Is JSON the same as a JavaScript object?
No. JSON is a text format, a string. A JavaScript object is a live in-memory value. JSON's rules are also stricter: keys must be double-quoted strings, there are no trailing commas, no comments, and no functions or dates as values. You convert between them with JSON.parse and JSON.stringify.
What data types can JSON hold?
Six: string, number, boolean (true/false), null, array, and object. That is the whole list. There is no date type (dates are sent as strings), no integer-vs-float distinction (just number), and no undefined.
JSON vs XML, which should I use?
For most modern APIs and config, JSON: it is lighter, maps directly onto data structures in code, and is faster to parse. Reach for XML when you need its specific strengths, mixed content (markup inside text), attributes plus namespaces, or schema validation via XSD, as in many enterprise and document formats.
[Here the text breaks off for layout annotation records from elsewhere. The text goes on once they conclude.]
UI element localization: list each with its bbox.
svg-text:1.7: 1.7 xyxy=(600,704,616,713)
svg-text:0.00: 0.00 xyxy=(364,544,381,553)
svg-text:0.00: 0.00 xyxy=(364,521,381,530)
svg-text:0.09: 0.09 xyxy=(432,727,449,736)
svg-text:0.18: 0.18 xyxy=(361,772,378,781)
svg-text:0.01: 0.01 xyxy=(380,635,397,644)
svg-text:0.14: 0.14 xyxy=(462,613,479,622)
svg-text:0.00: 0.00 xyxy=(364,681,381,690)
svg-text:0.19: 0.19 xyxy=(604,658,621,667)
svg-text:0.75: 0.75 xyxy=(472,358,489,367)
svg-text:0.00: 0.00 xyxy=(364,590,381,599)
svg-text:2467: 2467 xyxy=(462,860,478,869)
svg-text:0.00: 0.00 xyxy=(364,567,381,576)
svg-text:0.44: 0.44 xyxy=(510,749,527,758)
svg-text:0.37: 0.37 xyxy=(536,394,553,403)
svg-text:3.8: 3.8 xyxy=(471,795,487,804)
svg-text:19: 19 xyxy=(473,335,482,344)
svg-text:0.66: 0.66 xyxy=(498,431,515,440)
Why do I keep getting 'Unexpected token' errors?
Almost always a syntax slip JSON does not forgive: a trailing comma after the last item, single quotes instead of double quotes, unquoted keys, or a comment. JSON has no comments and no trailing commas, paste the text into a validator to find the exact position.
Does JSON preserve the order of object keys?
The JSON spec says objects are unordered, so you should not rely on key order for correctness. In practice most parsers (including JavaScript and Python 3.7+) do preserve insertion order, but treat that as a convenience, not a guarantee.
How does JSON relate to AI and LLMs?
JSON is the lingua franca of model APIs: requests, responses, and tool calls are JSON, and 'structured outputs' constrain a model to emit JSON matching a schema so your code can parse it reliably instead of scraping prose.
KB Cafe came up in the era when XML ran the web and JSON was the upstart, lighter alternative. JSON won the data-interchange layer; XML kept the document and feed layer. This is the modern reference for the format that now carries almost every API call, and every AI one.